Massive Dofoil Attack Hits Microsoft

A couple of days ago, Windows Defender blocked more than 80,000 instances of several new variants of the Dofoil (aka Smoke Loader) downloader. After detecting abnormal behavior, the Microsoft’s Defender managed to protect Windows 10, 8.1 and 7 users within minutes.

During the next 12 hours, the experts registered more than 400,000 instances of Dofoil malware – 73% in Russia, 18% in Turkey, and 4% in Ukraine.

Dofoil downloader performs process hollowing, which involves spawning a new instance of a legitimate process – in this case, explorer.exe – and replacing the good code with malware. After that, the hollowed explorer.exe spins a second instance which drops and runs coin mining malware disguising as the legitimate binary, wuauclt.exe.

According to Microsoft, Windows Defender detected the issue since, “Even though it uses the name of a legitimate Windows binary, it’s running from the wrong location. The command line is anomalous compared to the legitimate binary. Additionally, the network traffic from this binary is suspicious.”
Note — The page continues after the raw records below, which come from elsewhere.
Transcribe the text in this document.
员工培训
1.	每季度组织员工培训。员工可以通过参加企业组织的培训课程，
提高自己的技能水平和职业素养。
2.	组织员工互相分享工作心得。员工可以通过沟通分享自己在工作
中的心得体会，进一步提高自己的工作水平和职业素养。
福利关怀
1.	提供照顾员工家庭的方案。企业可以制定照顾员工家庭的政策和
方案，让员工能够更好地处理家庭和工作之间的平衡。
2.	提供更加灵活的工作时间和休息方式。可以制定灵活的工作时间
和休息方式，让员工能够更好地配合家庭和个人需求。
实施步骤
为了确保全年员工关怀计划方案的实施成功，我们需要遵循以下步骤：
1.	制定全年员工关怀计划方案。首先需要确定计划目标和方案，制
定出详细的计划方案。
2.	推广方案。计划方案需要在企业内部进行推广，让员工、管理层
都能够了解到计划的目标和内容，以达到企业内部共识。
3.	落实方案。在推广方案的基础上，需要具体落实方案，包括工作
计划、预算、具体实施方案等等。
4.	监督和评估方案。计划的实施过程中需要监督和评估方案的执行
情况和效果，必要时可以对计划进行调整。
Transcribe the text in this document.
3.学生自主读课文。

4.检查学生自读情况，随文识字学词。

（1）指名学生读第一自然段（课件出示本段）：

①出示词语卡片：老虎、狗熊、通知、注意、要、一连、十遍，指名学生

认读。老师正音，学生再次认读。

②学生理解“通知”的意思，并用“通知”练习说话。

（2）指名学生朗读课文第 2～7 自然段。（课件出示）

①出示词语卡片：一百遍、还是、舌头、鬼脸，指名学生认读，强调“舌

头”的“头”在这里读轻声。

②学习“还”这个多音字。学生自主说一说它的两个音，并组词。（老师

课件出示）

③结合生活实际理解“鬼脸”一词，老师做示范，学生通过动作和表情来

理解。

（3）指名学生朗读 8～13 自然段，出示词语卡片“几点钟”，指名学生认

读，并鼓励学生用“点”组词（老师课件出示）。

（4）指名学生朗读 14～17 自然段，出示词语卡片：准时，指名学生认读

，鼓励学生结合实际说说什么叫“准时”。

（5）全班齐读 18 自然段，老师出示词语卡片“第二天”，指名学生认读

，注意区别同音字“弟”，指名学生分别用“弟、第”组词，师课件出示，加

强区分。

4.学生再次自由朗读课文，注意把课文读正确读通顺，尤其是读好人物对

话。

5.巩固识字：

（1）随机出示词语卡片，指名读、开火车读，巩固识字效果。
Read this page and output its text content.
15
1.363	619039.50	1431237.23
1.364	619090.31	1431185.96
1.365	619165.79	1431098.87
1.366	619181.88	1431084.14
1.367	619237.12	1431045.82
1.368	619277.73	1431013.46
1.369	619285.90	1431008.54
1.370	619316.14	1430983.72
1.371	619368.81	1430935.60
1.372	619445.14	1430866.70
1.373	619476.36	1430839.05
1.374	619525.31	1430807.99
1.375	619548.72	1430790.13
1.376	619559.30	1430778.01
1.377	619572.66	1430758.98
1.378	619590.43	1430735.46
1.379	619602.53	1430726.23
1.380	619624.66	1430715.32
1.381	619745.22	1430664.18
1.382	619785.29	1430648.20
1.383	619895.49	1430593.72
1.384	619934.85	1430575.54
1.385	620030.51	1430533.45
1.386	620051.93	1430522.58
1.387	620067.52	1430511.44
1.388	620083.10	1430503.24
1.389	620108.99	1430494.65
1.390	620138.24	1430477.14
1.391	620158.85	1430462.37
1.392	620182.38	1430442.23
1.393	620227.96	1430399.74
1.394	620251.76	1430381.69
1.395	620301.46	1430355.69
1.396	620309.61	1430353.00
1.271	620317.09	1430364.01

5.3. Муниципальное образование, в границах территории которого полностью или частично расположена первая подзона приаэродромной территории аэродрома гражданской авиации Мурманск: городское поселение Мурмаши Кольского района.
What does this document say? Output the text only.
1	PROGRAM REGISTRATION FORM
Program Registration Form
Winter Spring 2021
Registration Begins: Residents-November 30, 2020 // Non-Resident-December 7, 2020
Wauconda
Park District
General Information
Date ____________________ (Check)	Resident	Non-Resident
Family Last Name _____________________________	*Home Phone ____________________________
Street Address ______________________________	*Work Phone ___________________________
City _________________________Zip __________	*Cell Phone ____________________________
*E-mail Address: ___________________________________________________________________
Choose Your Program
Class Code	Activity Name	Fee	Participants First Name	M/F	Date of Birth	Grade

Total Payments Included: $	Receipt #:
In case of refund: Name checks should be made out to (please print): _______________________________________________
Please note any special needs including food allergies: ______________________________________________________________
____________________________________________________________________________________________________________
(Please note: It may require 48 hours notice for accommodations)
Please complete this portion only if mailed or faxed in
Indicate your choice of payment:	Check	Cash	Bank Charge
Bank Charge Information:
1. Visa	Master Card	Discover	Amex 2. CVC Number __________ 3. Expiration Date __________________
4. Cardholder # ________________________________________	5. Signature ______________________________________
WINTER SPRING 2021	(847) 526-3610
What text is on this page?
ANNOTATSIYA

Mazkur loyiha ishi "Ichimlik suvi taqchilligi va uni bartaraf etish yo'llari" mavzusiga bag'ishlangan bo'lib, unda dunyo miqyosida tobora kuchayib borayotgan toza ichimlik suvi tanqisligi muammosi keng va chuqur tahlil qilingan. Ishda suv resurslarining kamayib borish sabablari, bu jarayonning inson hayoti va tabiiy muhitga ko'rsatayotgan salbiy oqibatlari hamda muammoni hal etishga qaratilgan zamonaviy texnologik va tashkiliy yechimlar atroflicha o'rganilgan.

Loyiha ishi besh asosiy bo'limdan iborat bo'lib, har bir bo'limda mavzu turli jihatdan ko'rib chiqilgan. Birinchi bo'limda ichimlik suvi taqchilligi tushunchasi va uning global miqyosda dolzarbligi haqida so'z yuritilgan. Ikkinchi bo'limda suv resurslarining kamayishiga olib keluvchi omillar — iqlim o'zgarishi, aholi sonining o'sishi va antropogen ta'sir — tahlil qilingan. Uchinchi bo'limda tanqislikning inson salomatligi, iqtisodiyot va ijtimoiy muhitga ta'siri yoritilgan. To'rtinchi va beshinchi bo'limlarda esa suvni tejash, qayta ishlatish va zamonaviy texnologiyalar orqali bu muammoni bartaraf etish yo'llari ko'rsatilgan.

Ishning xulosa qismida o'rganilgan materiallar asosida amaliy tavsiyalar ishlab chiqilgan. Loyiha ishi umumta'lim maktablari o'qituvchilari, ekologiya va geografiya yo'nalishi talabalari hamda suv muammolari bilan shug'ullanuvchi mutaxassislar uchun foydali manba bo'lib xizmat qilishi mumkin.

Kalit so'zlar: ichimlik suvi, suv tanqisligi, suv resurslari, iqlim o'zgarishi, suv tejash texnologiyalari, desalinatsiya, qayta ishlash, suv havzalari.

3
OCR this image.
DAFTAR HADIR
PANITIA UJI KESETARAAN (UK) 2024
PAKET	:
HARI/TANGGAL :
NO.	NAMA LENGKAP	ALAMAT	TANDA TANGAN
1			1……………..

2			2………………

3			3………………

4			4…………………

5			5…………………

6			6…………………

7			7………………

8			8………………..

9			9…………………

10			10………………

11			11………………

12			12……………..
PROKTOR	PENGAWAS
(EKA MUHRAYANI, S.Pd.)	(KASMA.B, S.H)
Dofoil communicates with a C&C server, vinik.bit, inside the Namecoin distributed framework. Security experts described Namecoin as, “a system of alternative root DNS servers based on Bitcoin technology.”

Dofoil downloads a cryptominer which supports NiceHash, letting it mine various cryptocurrencies.

“The samples we analyzed mined Electroneum coins,” Microsoft says.

According to the researchers, the decision to use Dofoil for dropping Electroneum mining malware may be driven by the potential growth in the currency bolstered by a massive campaign trying to infect nearly half a million computers specifically to drive up the value.

“As demonstrated,” Microsoft writes, “Windows Defender Advanced Threat Protection (Windows Defender ATP) flags malicious behaviors related to installation, code injection, persistence mechanisms, and coin mining activities. Security operations can use the rich detection libraries in Windows Defender ATP to detect and respond to anomalous activities in the network.”

In general, this is true, however, not everyone believes it goes far enough as such reports are fundamentally marketing documents presenting the company concerned in the best light possible.

One of the figures in the Microsoft report depicts the ‘alert process tree’ used to determine the presence of the malware. This includes a VirusTotal hash with the comment, “VirusTotal detection ratio 38/67.”

Considering the fact that more than half of the anti-malware engines supported by VirusTotal classify the file as malware, it is certain that this is malware indeed.